= Du Guangting =

Chinese writer

Du Guangting (杜光庭; 850–933) was a Taoist priest from Tiantai Mountain and prolific author during the Tang dynasty and the Five Dynasties and Ten Kingdoms period.

Du Guangting made significant contributions to the development of Daoist ritual practice, especially regarding the popular fasting retreats (zhai). Many of his writings deal with rituals and related topics. His works draw on the liturgies and scriptures of both the Celestial Masters and the Numinous Treasure traditions of Daoism.

He is also known for having edited and reconstructed the Daoist canon (Daozang) from the libraries in Sichuan.

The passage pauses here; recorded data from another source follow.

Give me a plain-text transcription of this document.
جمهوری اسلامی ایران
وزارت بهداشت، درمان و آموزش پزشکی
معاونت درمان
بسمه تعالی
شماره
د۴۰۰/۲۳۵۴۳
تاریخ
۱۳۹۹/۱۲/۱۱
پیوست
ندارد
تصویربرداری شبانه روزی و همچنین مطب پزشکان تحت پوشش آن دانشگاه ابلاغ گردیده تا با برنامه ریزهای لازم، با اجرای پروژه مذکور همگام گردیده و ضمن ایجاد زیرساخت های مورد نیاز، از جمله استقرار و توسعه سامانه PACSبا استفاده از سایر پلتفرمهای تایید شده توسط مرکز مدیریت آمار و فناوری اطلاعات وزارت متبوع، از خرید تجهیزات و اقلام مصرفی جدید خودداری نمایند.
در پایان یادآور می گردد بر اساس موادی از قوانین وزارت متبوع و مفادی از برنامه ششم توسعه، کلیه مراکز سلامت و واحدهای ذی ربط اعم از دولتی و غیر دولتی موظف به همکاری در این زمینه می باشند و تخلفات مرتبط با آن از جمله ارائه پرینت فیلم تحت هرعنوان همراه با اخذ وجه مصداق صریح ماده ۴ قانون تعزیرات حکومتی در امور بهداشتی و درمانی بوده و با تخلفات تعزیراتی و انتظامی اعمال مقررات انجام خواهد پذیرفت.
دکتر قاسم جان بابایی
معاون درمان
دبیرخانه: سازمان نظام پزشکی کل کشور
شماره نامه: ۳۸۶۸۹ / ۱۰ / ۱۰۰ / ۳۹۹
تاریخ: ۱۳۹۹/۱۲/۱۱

This was necessary as during the Huang Chao Rebellion (880–885) and the sack of Chang'an, many Daoist scriptures were lost.

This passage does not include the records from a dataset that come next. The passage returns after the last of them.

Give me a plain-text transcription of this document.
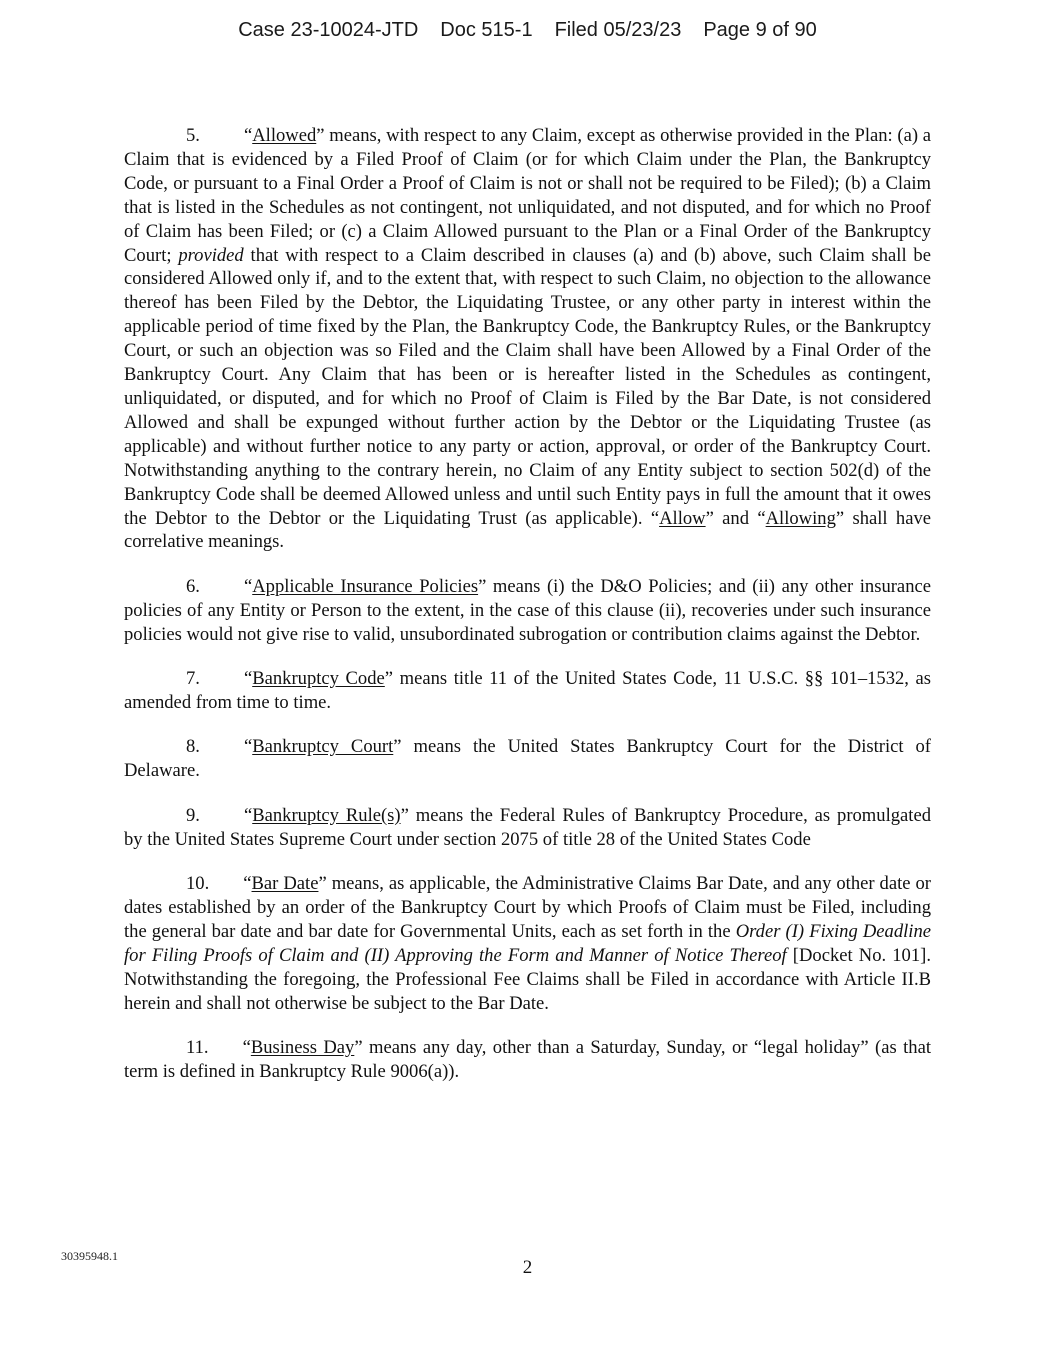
Case 23-10024-JTD Doc 515-1 Filed 05/23/23 Page 9 of 90

5. “Allowed” means, with respect to any Claim, except as otherwise provided in the Plan: (a) a Claim that is evidenced by a Filed Proof of Claim (or for which Claim under the Plan, the Bankruptcy Code, or pursuant to a Final Order a Proof of Claim is not or shall not be required to be Filed); (b) a Claim that is listed in the Schedules as not contingent, not unliquidated, and not disputed, and for which no Proof of Claim has been Filed; or (c) a Claim Allowed pursuant to the Plan or a Final Order of the Bankruptcy Court; provided that with respect to a Claim described in clauses (a) and (b) above, such Claim shall be considered Allowed only if, and to the extent that, with respect to such Claim, no objection to the allowance thereof has been Filed by the Debtor, the Liquidating Trustee, or any other party in interest within the applicable period of time fixed by the Plan, the Bankruptcy Code, the Bankruptcy Rules, or the Bankruptcy Court, or such an objection was so Filed and the Claim shall have been Allowed by a Final Order of the Bankruptcy Court. Any Claim that has been or is hereafter listed in the Schedules as contingent, unliquidated, or disputed, and for which no Proof of Claim is Filed by the Bar Date, is not considered Allowed and shall be expunged without further action by the Debtor or the Liquidating Trustee (as applicable) and without further notice to any party or action, approval, or order of the Bankruptcy Court. Notwithstanding anything to the contrary herein, no Claim of any Entity subject to section 502(d) of the Bankruptcy Code shall be deemed Allowed unless and until such Entity pays in full the amount that it owes the Debtor to the Debtor or the Liquidating Trust (as applicable). “Allow” and “Allowing” shall have correlative meanings.

6. “Applicable Insurance Policies” means (i) the D&O Policies; and (ii) any other insurance policies of any Entity or Person to the extent, in the case of this clause (ii), recoveries under such insurance policies would not give rise to valid, unsubordinated subrogation or contribution claims against the Debtor.

7. “Bankruptcy Code” means title 11 of the United States Code, 11 U.S.C. §§ 101–1532, as amended from time to time.

8. “Bankruptcy Court” means the United States Bankruptcy Court for the District of Delaware.

9. “Bankruptcy Rule(s)” means the Federal Rules of Bankruptcy Procedure, as promulgated by the United States Supreme Court under section 2075 of title 28 of the United States Code

10. “Bar Date” means, as applicable, the Administrative Claims Bar Date, and any other date or dates established by an order of the Bankruptcy Court by which Proofs of Claim must be Filed, including the general bar date and bar date for Governmental Units, each as set forth in the Order (I) Fixing Deadline for Filing Proofs of Claim and (II) Approving the Form and Manner of Notice Thereof [Docket No. 101]. Notwithstanding the foregoing, the Professional Fee Claims shall be Filed in accordance with Article II.B herein and shall not otherwise be subject to the Bar Date.

11. “Business Day” means any day, other than a Saturday, Sunday, or “legal holiday” (as that term is defined in Bankruptcy Rule 9006(a)).

30395948.1
2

His most famous work was a short novel entitled The Man with the Curly Beard (虯髯客傳), sometimes considered the earliest novel in the wuxia genre.

Du also wrote a commentary to the Daodejing (the Daode zhenjing guangsheng, Extended Interpretation of the Emperor's Exegesis of the Authentic Scripture of the Dao and its Virtue), which is an annotated commentary on Tang Xuanzong's commentary to the Daodejing. He also wrote numerous works on Daoist myths, supernatural stories and legends.